Nothing appears to support the contention made in the brief of counsel for the plaintiff in error that the wording of § 107-105 of the Code of 1933 (as quoted above) changes the rule announced in the older cases to the effect that the plaintiff may make his election as to the verdict he will take at any time before the verdict is made. Therefore, since it appears from the record that the plaintiff elected to take a property verdict, we do not think that the trial judge was authorized to render a judgment concluding the matter otherwise, without first giving the plaintiff an opportunity to be heard.

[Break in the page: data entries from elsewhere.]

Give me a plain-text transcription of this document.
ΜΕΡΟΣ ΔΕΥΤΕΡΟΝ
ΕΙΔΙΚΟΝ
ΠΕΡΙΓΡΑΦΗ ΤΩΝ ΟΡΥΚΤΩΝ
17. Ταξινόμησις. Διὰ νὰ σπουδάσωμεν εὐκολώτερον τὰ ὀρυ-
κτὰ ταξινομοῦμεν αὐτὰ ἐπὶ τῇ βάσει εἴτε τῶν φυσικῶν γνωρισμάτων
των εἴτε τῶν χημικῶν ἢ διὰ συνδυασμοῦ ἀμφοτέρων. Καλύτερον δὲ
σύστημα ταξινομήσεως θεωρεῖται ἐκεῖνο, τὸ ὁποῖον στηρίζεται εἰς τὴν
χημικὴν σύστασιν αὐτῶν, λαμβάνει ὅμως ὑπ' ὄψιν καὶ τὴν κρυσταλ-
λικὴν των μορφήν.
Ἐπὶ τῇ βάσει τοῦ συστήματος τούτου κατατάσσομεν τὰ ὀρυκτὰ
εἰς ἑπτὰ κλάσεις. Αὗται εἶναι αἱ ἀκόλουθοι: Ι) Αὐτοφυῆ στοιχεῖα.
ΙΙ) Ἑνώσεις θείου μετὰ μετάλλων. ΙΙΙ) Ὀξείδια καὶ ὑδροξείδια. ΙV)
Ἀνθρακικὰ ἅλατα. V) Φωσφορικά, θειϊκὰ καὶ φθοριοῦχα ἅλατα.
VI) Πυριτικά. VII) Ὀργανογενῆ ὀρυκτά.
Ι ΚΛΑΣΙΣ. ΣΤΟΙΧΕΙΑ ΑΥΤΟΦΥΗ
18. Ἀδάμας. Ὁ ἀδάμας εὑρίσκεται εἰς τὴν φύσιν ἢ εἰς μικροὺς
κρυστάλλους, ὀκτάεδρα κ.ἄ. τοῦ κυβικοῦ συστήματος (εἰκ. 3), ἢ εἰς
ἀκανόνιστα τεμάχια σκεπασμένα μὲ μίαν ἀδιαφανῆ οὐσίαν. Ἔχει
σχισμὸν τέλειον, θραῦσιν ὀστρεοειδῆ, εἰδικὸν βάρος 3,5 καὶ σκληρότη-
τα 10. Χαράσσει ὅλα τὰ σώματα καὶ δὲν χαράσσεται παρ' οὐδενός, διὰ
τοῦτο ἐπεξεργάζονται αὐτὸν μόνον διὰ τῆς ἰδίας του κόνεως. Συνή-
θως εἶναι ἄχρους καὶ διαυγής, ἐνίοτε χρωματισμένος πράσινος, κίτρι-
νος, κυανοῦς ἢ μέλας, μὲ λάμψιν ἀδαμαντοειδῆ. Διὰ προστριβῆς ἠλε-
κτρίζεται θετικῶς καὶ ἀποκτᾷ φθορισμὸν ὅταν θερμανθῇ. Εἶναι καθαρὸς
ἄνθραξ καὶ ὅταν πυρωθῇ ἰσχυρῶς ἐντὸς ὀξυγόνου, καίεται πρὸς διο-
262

The Civil Court of DeKalb County is a justice court, and its powers and authority are limited by the general law defining such powers of justice courts, except for such additional powers expressly conferred upon it by law. Ga. Laws 1947, p. 1225, sec. 1. The Code, § 24-908, provides that all judgments of justices rendered in any civil cause, anywhere else than at the place for holding their courts are void. McDonald v. Farmers SupplyCo., 143 Ga. 552 (85 S.E. 861). It is also well settled that every litigant is entitled to notice and a hearing. This benefit of a notice and a hearing is not a matter of grace, but *36 is one of right. Shippen Lumber Co. v. Elliott, 134 Ga. 699,702 (68 S.E. 509); Mott v. State Board of Examiners inOptometry, 148 Ga. 55 (95 S.E. 867).

Under the statement of facts as agreed upon, therefore, the order of the judge, which in effect dismissed the plaintiff's case upon a settlement, was a judgment rendered against the plaintiff (in so far as his right to elect the judgment he would take was concerned) without notice to the plaintiff and without giving him an opportunity to be heard, and was rendered in Fulton County at a place where the court was not authorized by law to sit, and we conclude that the judgment and order of the court rendered on December 4, 1946, was void and of no effect.

2. "In Jowers v. Kirkpatrick Hardware Co., 21 Ga. App. 751 (2) (94 S.E. 1044), this court said: `Avoid judgment "is a mere nullity and may be so held in any court when it becomes material to the interest of the parties to consider it." Civil Code (1910), section 5964. "A void judgment is in reality no judgment at all. It is a mere nullity. It is attended by none of the consequences of a valid adjudication, nor is it entitled to the respect accorded to one. It can neither affect, impair, nor create rights. As to the person against whom it professes to be rendered, it binds him in no degree whatever, it has no effect as a lien upon his property, it does not raise an estoppel against him. As to the person in whose favor it professes to be, it places him in no better position than he occupied before, it gives him no new right, but an attempt to enforce it will place him in peril. As to third persons, it can neither be a source of title nor an impediment in the way of enforcing their claims. It is not necessary to take any steps to have it reversed, vacated, or set aside. But whenever it is brought up against the party, he may assail its pretensions and show its worthlessness. It is supported by no presumptions, and may be impeached in any action, direct or collateral." Black on Judgments, section 170.'"Shotkin v. State, 73 Ga. App. 136, 143 (35 S.E.2d 556). Under this rule of law, then, we do not think the plaintiff was required to make a motion to set aside or vacate the void order of December 4, 1946, as contended by the plaintiff in error in his first assignment of error, and therefore the court did not err in ordering the case set for trial, notwithstanding *37 there was no prayer to set aside or vacate that prior order. Likewise, no action or inaction on the part of the plaintiff could be held to constitute an acquiescence or estoppel as regards this void order or judgment of the court.

3. For these reasons, then, the judge of the superior court did not err in overruling the certiorari on each and every ground thereof.

Judgment affirmed. Sutton, C. J., and Felton, J., concur.